I don’t know what the local Australians thought when a family of Australian British Sri Lankans moved in with four children surrounded by an entourage of twenty cousins and the intoxicating aroma of aubergine curry. The neighbours all came over with wine and chocolates so I think we got off to a good start.
We haven’t been here for long enough to work out if different races, ethnic groups and cultures have their own proud, nationally recognised identity and place within a wider Australian identity outside the SBS channel. I am fairly certain that being the Australian equivalent of the British Asian isn’t cool (yet).
It is possible that an Indian family has moved into Summer Bay and I just haven’t realised it (no time to wee, no time for TV). Let’s call them the Patels. The Patel parents own the local convenience store although the Patel father used to be doctor back in India. The Patel daughter is studying to be a doctor and has an illicit white surfie boyfriend. Whenever people are injured on the beach, the eccentric but charming Grandma Patel rushes out and sprinkles turmeric on the injury. The Patel son is quietly hiding his secret identity as an Al Qaeda sleeper agent. Of course the fact that the family is clearly Hindu and not Muslim has been overlooked by the writers who will never be employed by the more culturally sensitive SBS channel. In Season 432 of Home & Away, the Patel family will invite all of Summer Bay over for a BBQ tandoori kangaroo to celebrate their new-found citizenship (and perhaps the release of the extended Patel family from Christmas Island). Little do the residents of Summer Bay know that the Patel son has been “activated” and he has spiked the tandoori marinade with anthrax.
May be the Australian equivalent of the British Asian ([insert cumbersome racial sub-classification]) will really know we’ve made it into the national consciousness when the Patels move in to Summer Bay.
I wonder about the mummies at the school canteen. May be they all assumed I was Australian and they were guessing my racial heritage rather than my nationality. May be in Australia, a country that likes to shorten every single word in the dictionary, describing some one as Australian Subcontinental (Sri Lankan) is just too much of a mouthful. May be my question scared them and they just panicked because they didn’t want to offend me. May be they didn’t actually care which box I fit into and they liked me because I seemed like a nice person who made ham rolls efficiently.
At lunch time, the children of the canteen mummies are allowed to come to the canteen and receive a free slushy.
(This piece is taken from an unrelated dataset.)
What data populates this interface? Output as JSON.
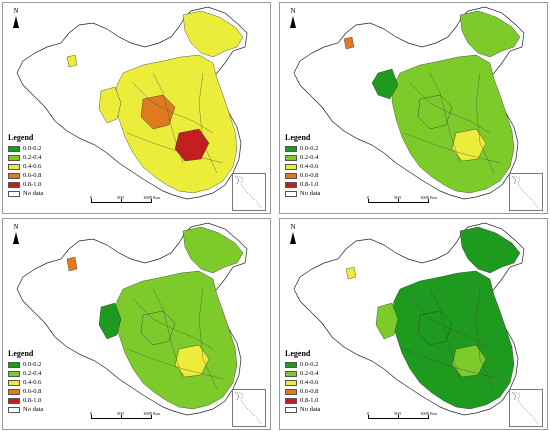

My little Prima walked up to the canteen door, her smile both shy and proud, surrounded by a little posse of friends. There was L the Chinese girl, S the Indian girl, A the white girl, R the Japanese girl and Prima the most beautiful girl in the world, bathed in sunlight and smelling like strawberries. All of them so young and untroubled by definitions, they were Australian (Non-Denominational) and all of them thrilled to get a free slushy from Prima’s mother, who is Australian (Not ATSI, Not Born Here But Raised Here And Very Happy To Be Back Here Despite Not Having My Own Tick Box) ie. Australian (NATSINBHBRHAVHTBBHDNHMOTB). Also known as “Australian” for short.